Future uses of the Wiegand effect extend beyond sensors and networks. In a totally different area, researchers are exploring the possibility of using Wiegand sensors to recharge batteries in biomedical devices implanted in a patient’s body. Here, an external alternating magnetic field would trigger current pulses in a Wiegand system attached to the battery pack. Because the Wiegand effect operates efficiently over a wide range of frequencies, the alternating magnetic field could be tuned to a frequency that would transmit energy efficiently. This would sidestep a limitation of radio frequency electromagnetic waves that are strongly attenuated by living tissues.
The Wiegand effect is an intriguing option for signal generation and energy harvesting. It is a well-proven technology with unique properties that make it a viable solution for many imaginative new applications.
Tobias Best works at FRABA Pte, Singapore.
The Wiegand Cycle
A. At the beginning of the cycle, the magnetic polarity of the outer shell and the inner core are the same.
B. When the wire is exposed to a moderate external field in the opposite direction, the outer layer of the wire shields the core, and both retain their original magnetic polarity. However, when the strength of the external field reaches a critical threshold, the influence of this shielding effect is overwhelmed and the polarity of the core of the wire will suddenly reverse. This sudden change in polarity creates a current pulse in the coil surrounding the wire.

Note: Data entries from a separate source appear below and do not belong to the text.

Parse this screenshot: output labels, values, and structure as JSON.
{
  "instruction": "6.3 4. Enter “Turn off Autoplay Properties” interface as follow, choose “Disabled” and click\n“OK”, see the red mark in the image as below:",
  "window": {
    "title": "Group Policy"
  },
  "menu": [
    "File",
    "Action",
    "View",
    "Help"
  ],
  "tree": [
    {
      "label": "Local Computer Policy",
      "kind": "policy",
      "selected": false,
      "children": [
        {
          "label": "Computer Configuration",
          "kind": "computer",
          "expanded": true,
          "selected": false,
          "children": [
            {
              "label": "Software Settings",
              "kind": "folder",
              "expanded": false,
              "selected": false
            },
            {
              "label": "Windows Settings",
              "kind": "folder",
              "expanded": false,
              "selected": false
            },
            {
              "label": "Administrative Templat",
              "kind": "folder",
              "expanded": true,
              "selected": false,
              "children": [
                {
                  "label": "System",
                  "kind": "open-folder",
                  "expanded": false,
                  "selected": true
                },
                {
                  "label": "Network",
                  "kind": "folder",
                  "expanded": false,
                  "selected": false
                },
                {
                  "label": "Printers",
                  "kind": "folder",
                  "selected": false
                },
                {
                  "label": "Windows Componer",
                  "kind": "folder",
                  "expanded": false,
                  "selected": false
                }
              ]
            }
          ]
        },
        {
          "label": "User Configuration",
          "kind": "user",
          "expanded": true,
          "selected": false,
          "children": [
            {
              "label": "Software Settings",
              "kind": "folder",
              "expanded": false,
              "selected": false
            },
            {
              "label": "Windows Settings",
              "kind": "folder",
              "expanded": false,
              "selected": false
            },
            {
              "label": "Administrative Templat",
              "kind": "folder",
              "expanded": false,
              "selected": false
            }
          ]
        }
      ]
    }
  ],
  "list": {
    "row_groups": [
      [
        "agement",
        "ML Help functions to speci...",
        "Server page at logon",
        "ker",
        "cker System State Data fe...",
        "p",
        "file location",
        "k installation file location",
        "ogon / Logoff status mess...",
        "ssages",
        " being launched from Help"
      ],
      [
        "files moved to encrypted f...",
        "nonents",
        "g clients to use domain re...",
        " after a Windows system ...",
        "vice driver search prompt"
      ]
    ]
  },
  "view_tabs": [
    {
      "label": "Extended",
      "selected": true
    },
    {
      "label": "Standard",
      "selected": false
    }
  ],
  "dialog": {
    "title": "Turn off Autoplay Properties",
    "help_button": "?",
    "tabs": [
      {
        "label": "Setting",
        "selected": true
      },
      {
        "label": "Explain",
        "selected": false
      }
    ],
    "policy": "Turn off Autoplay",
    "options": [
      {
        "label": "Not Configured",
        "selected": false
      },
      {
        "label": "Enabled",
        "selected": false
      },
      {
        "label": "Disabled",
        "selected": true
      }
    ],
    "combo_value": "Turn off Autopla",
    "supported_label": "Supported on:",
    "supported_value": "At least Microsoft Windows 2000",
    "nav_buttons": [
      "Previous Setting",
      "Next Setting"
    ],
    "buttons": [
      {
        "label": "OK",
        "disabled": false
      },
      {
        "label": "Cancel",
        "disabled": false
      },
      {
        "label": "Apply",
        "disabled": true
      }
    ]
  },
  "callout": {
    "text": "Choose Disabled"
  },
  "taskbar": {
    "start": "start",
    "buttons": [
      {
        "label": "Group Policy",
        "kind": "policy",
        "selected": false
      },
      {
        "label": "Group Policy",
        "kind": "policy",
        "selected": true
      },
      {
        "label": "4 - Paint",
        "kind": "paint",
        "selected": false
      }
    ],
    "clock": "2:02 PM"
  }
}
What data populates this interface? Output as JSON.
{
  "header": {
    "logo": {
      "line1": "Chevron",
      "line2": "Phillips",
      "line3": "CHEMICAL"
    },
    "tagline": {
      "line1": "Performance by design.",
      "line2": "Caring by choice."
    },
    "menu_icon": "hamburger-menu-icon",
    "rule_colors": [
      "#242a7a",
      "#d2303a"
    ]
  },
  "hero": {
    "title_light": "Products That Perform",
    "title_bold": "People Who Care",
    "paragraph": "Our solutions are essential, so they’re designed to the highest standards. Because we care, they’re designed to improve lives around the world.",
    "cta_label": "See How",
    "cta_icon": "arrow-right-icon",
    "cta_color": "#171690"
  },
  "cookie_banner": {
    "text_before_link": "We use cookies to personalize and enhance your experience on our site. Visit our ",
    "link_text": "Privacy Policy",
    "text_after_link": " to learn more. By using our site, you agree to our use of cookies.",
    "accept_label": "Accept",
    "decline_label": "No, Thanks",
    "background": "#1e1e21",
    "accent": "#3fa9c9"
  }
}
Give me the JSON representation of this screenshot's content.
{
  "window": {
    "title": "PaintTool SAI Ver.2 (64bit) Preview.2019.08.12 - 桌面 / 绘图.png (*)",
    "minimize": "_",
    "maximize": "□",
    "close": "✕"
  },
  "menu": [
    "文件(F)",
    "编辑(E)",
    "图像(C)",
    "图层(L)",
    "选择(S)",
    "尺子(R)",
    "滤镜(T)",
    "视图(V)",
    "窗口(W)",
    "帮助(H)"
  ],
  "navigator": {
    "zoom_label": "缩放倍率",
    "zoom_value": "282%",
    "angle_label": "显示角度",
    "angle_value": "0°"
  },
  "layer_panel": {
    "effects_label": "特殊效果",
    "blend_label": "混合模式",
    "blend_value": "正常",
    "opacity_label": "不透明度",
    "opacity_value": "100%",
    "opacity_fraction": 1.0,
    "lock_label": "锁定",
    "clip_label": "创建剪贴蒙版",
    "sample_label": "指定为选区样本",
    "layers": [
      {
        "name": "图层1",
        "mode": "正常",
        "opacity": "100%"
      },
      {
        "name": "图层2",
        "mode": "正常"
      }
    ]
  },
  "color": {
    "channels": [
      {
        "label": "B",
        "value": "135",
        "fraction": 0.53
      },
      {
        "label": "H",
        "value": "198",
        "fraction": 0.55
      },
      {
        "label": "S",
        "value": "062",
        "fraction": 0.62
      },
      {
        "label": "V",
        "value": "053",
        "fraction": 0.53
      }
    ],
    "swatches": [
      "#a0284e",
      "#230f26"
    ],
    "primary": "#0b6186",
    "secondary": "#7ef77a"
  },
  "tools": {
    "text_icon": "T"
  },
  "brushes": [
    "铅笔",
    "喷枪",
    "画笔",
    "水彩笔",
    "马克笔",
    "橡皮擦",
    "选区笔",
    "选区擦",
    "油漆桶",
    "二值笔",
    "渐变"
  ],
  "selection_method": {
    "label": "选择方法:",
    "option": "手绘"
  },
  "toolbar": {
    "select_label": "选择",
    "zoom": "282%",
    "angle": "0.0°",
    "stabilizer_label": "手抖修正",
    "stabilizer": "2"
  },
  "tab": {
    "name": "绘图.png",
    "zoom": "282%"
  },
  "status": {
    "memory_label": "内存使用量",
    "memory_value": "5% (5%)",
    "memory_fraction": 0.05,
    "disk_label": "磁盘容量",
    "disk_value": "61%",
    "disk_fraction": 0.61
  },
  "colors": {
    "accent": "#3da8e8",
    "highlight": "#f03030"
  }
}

C. The combination of the strengthening external field and the reversed polarity of the inner core cause the magnetic polarity of the outer shell to reverse as well.
D. As the external field diminishes, the wire retains its new polarity.
E. When the external field (now reversed) reaches the critical threshold, the core material of the Wiegand wire will flip back to its original polarity, producing a current pulse in the surrounding coil.
F. This is followed quickly by a reversal of the polarity of the outer core. The wire is now back in State A.